Die "Carmina Burana" sind ein in Bad Elster viel gespieltes szenisches Werk. Ob beim Brunnenfest 1995, 2004 mit der Deutschen Tanzkompanie im König-Albert-Theater oder vor zwei Jahren, als die Aufführung schon einmal vor unsicherem Wetter vom Naturtheater unter das schützende Dach flüchten musste - Carl Orffs 75 Jahre alter Zyklus war im Kurort in verschiedener Form zu erleben. Diesmal sind es die Solisten, der Chor und das Orchester der Landesbühnen Sachsen aus Radebeul sowie die Singakademie Dresden mit Chor- und Kinderchor, die unter der Gesamtleitung von Generalmusikdirektor Florian Merz Orffs populärste Komposition aufführen.

Der lateinische Begriff "Carmina Burana" bedeutet "Lieder aus Benediktbeuren" - es ist eine Sammlung von im 11. und 12. Jahrhundert entstandenen und um das Jahr 1230 niedergeschriebenen Lied- und Dramentexten. Carl Orff (1895 bis 1982) hat 24 Texte aus dieser mittelalterlichen Handschrift 1935/36 neu vertont. Die Uraufführung für Orffs bekanntestes Werk fand am 8. Juni 1937 in Frankfurt am Main statt. Es zählt zu den populärsten Chorstücken des 20. Jahrhunderts und begründete den weltweiten Erfolg des Münchner Komponisten.

Das Werk beginnt mit der Anrufung der Schicksalsgöttin Fortuna, die mit dem steten Auf und Ab des Mondes verglichen wird. Drei Teile mit den Themen Natur, Gelage und Liebe schließen sich an.

Der zentrale Punkt des ersten Parts ist die Lebensfreude: Es ist ein Loblied auf die Frische des Frühlings, die Liebe und die Jugend.

Im zweiten Teil steigert sich dies in Übermut: Der Chor versucht, die ganze Welt zu einem ungezügelten Gelage zu verleiten, bevor im dritten Teil Liebe und Sehnsucht im Mittelpunkt stehen.

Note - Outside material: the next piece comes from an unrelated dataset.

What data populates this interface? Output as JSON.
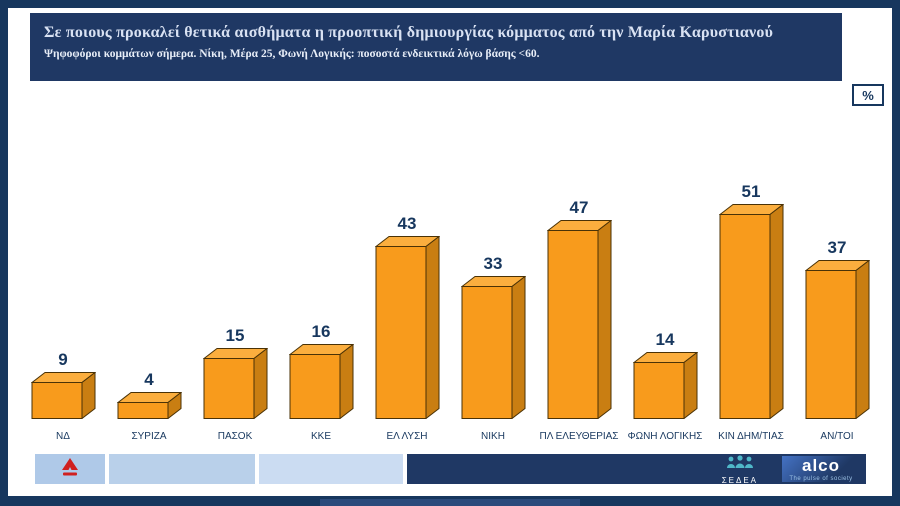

Fortuna verwandelt sich in die Venus, die Göttin der Liebe und Schönheit. Im Finale der "Carmina Burana" wird der Anfangschor wiederholt. Die Klangwucht des Werkes fand indes nicht nur Anhänger. Der Komponist Berthold Goldschmidt (1903 bis 1995) etwa bezeichnete 1994 im "Spiegel" die Schöpfungen seines namhafteren Kollegen als "schreckliche Supermarkt-Musik" und Carl Orff selbst als "drittklassig".

Die "Carmina Burana" wird in Bad Elster von etwa 150 Mitwirkenden aufgeführt und soll mit einem großen Feuerwerk enden. Ob es wetterbedingt zu einer abgespeckten Variante im König-Albert-Theater kommt, entscheidet sich frühestens am Donnerstag, so Seitz. Karten für die Aufführung gibt es ab 12 Euro in der Touristinformation im Südflügel des Kurhauses Bad Elster, täglich von 10 bis 12.30 Uhr und von 13.30 bis 18 Uhr geöffnet und unter der Telefonnummer 037437/53900 erreichbar.